The “visibility” of women does not appear to be related to the number of women working in the media. Female journalists have increasingly been incorporated onto the editorial staff in the print media, and as hosts, commentators or producers of radio and TV programmes.
With respect to the new technologies, Celiberti, the editor of the international women’s magazine ‘Lolapress’, said they did not necessarily bring about changes in the stereotyped image of women.
“The relations of domination existing in society cannot be eliminated with technological advances,” she said. “A culture of exclusion, subordination or violence will also be expressed on the Internet.”

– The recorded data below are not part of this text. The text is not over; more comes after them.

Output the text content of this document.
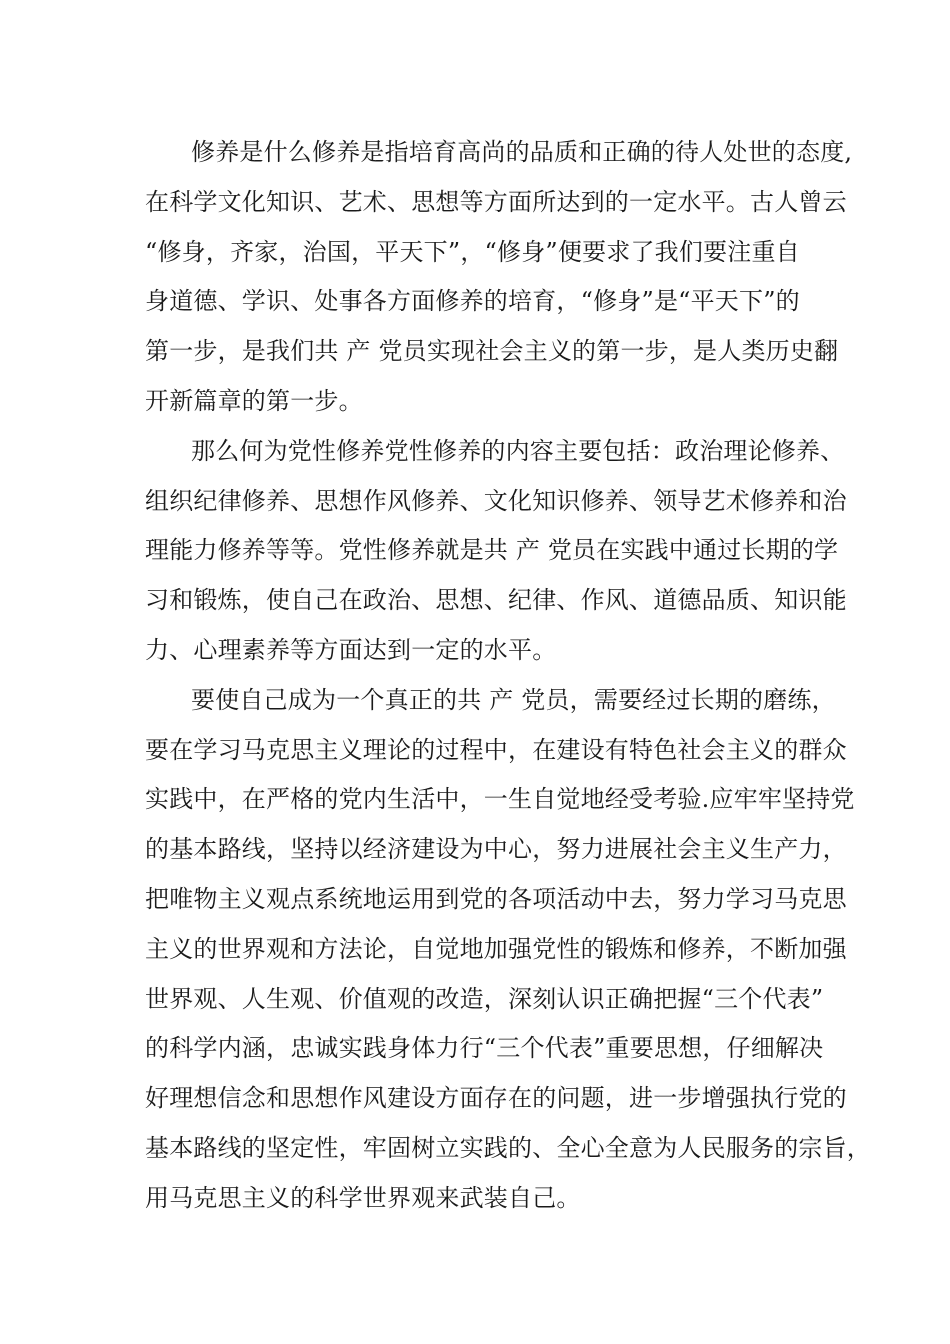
修养是什么修养是指培育高尚的品质和正确的待人处世的态度,
在科学文化知识、艺术、思想等方面所达到的一定水平。古人曾云
“修身，齐家，治国，平天下”，“修身”便要求了我们要注重自
身道德、学识、处事各方面修养的培育，“修身”是“平天下”的
第一步，是我们共 产 党员实现社会主义的第一步，是人类历史翻
开新篇章的第一步。
那么何为党性修养党性修养的内容主要包括：政治理论修养、
组织纪律修养、思想作风修养、文化知识修养、领导艺术修养和治
理能力修养等等。党性修养就是共 产 党员在实践中通过长期的学
习和锻炼，使自己在政治、思想、纪律、作风、道德品质、知识能
力、心理素养等方面达到一定的水平。
要使自己成为一个真正的共 产 党员，需要经过长期的磨练，
要在学习马克思主义理论的过程中，在建设有特色社会主义的群众
实践中，在严格的党内生活中，一生自觉地经受考验.应牢牢坚持党
的基本路线，坚持以经济建设为中心，努力进展社会主义生产力，
把唯物主义观点系统地运用到党的各项活动中去，努力学习马克思
主义的世界观和方法论，自觉地加强党性的锻炼和修养，不断加强
世界观、人生观、价值观的改造，深刻认识正确把握“三个代表”
的科学内涵，忠诚实践身体力行“三个代表”重要思想，仔细解决
好理想信念和思想作风建设方面存在的问题，进一步增强执行党的
基本路线的坚定性，牢固树立实践的、全心全意为人民服务的宗旨，
用马克思主义的科学世界观来武装自己。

The number of women surfers on the net remains lower in the region than the number of male subscribers, although the projections indicate that it is a fast-growing sector.
However, female surfers tend to visit sites covering the traditional “women’s” issues: fashion, beauty, horoscopes, relationship problems crop up over and over in on-line magazines for women, as they do in many women’s supplements in the print media.
Nevertheless, activists point to the important role played by the internet in connecting women’s groups throughout the world, enabling them to share experiences and establish contacts.
Progress has been made in Latin America towards the Beijing goal of changing the negative, often degrading images of women in the media, although activists point out that five years is a short time span for measuring the still slow and at times imperceptible advances that have begun to be seen.